Linux atop 监控系统状态
atop是一个功能非常强大的linux服务器监控工具,它的数据采集主要包括:CPU、内存、磁盘、网络、进程等,并且内容非常的详细,特别是当那一部分存在压力它会以特殊的颜色进行展示,如果颜色是红色那么说明已经非常严重了。
注意:所有的信息都是反映过去10S的状态信息
使用
atop工具安装好后在运行命令atop就能弹出监控界面
接下来我们就来详细看看每行参数意义。
atop:改行列出了服务器的host、当前时间、信息收集的频率
PRC:该列展示整个系统的性能状况;
- sys:过去10s所有的进程在内核态运行的时间总和
- usr:过去10s所有的进程在用户态的运行时间总和
- #proc:进程总数
- #trun:过去10s转换的进程数
- #zombie:过去10s僵死进程的数量
- #exit:在10s采样周期期间退出的进程数量
CPU: cpu列展示了服务器的CPU整体的一个状态信息,包括内核和用户所占的比例、处理中断所占的比例、CPU的处于空闲下比例(这里是100%*cpu核心数,CPU有时候也会因为由于磁盘性能问题出现等待的空闲)

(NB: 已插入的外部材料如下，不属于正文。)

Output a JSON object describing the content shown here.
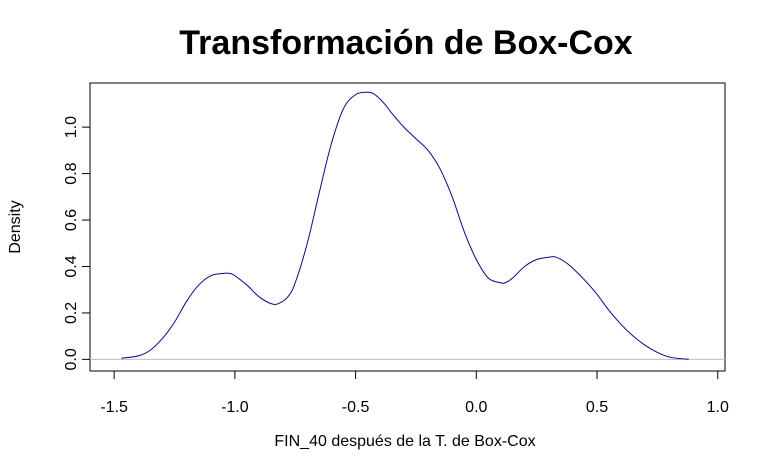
{
  "chart_data": {
    "type": "line",
    "title": "Transformación de Box-Cox",
    "xlabel": "FIN_40 después de la T. de Box-Cox",
    "ylabel": "Density",
    "xlim": [
      -1.6,
      1.03
    ],
    "ylim": [
      -0.05,
      1.19
    ],
    "x_ticks": [
      -1.5,
      -1.0,
      -0.5,
      0.0,
      0.5,
      1.0
    ],
    "x_tick_labels": [
      "-1.5",
      "-1.0",
      "-0.5",
      "0.0",
      "0.5",
      "1.0"
    ],
    "y_ticks": [
      0.0,
      0.2,
      0.4,
      0.6,
      0.8,
      1.0
    ],
    "y_tick_labels": [
      "0.0",
      "0.2",
      "0.4",
      "0.6",
      "0.8",
      "1.0"
    ],
    "grid": false,
    "baseline": 0,
    "series": [
      {
        "color": "#0000cc",
        "x": [
          -1.47,
          -1.4,
          -1.35,
          -1.3,
          -1.25,
          -1.2,
          -1.15,
          -1.1,
          -1.05,
          -1.02,
          -1.0,
          -0.95,
          -0.9,
          -0.85,
          -0.82,
          -0.78,
          -0.75,
          -0.7,
          -0.65,
          -0.6,
          -0.55,
          -0.5,
          -0.45,
          -0.42,
          -0.38,
          -0.35,
          -0.3,
          -0.25,
          -0.2,
          -0.15,
          -0.1,
          -0.05,
          0.0,
          0.05,
          0.1,
          0.12,
          0.15,
          0.2,
          0.25,
          0.3,
          0.33,
          0.38,
          0.45,
          0.5,
          0.55,
          0.6,
          0.65,
          0.7,
          0.75,
          0.8,
          0.85,
          0.88
        ],
        "y": [
          0.005,
          0.015,
          0.04,
          0.09,
          0.16,
          0.25,
          0.32,
          0.36,
          0.37,
          0.37,
          0.36,
          0.32,
          0.27,
          0.24,
          0.24,
          0.27,
          0.33,
          0.5,
          0.72,
          0.93,
          1.08,
          1.14,
          1.15,
          1.14,
          1.1,
          1.06,
          1.0,
          0.95,
          0.9,
          0.82,
          0.7,
          0.55,
          0.43,
          0.35,
          0.33,
          0.33,
          0.35,
          0.4,
          0.43,
          0.44,
          0.44,
          0.41,
          0.34,
          0.28,
          0.21,
          0.15,
          0.1,
          0.06,
          0.03,
          0.01,
          0.003,
          0.001
        ]
      }
    ]
  }
}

- sys:cpu在处理进程时处于内核态的时间所占的比例
- usr:cpu在处理进程时处于用户态的时间所占的比例
- irq:cpu在处理进程的中断请求所占的实际比例
- idle:cpu处于空闲状态下的时间比例(除了本身空闲,还有比如等待磁盘io的情况下也会处于空闲状态)

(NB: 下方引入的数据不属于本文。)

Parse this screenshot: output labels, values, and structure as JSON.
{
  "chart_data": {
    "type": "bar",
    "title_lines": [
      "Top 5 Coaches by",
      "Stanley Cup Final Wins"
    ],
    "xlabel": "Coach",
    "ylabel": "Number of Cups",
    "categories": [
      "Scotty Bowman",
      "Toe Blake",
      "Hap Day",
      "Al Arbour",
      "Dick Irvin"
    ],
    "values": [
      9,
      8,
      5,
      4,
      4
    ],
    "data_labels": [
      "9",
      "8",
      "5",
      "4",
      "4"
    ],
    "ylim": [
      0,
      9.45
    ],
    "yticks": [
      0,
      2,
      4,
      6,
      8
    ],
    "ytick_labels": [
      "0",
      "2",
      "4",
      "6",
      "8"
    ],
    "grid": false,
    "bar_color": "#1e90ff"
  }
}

cpu:每个核心的状态信息,和总的CPU信息一样,每列加起来的总和就是总的CPU的状态信息。
CPL:cpl也反应了服务器整体的性能,展示信息包括进程等待队列数,分别从过去1分钟、5分钟、15分钟的采样信息。
- avg1:过去1分钟进程等待队列数
- avg5:过去5分钟进程等待队列数
- avg15:过去15分钟进程等待队列数
- csw(context swapping):上下文交换次数
- intr(interrupt):中断发生的次数
- numcpu:cpu的核心数
mem:该列主要展示内存的使用信息。
- tot:物理内存总量
- free:空闲内存的大小(不能单单从这个字段就判断内存不足,还需要参考free -m中的-/+ buffers/cache:free因为这块的内容随时就可以拿过来使用,还可以从是否有使用Swap来判断是否内存不足)
- cache:用于页缓存的内存大小
- dirty:内存中的脏页大小
- buff:用于文件缓存的内存大小
- slab:系统内核占用的内存大小
SWP:交换空间使用情况
- tot:交换空间总量
- free:交换空间剩余空间总量
PAG列:虚拟内存分页情况
- swin:换入内存页数
- swout:换出内存页数
LVM/DSK:每个分区信息以一列来进行展示
- busy:磁盘忙时所占比例
- read、KiB/r 、MBr/s:每秒读的请求数和请求的kb、mb数
- write、KiB/w 、MBr/w:每秒写的请求数和请求的kb、mb数
- avq:磁盘平均队列长度(根据实际的监控该列好像是磁盘平均请求数avgrq)
- avio:磁盘的平均io时间
NET:展示了传输层(TCP/UDP)、网络层(ip)、网络接口的网络传输信息。
transport:传输层(TCP/UDP)的数据输入输出的展示,例如在服务器的内部进程之间的数据传输就是在传输层展示,以为还不需要往下通过网络进行传输。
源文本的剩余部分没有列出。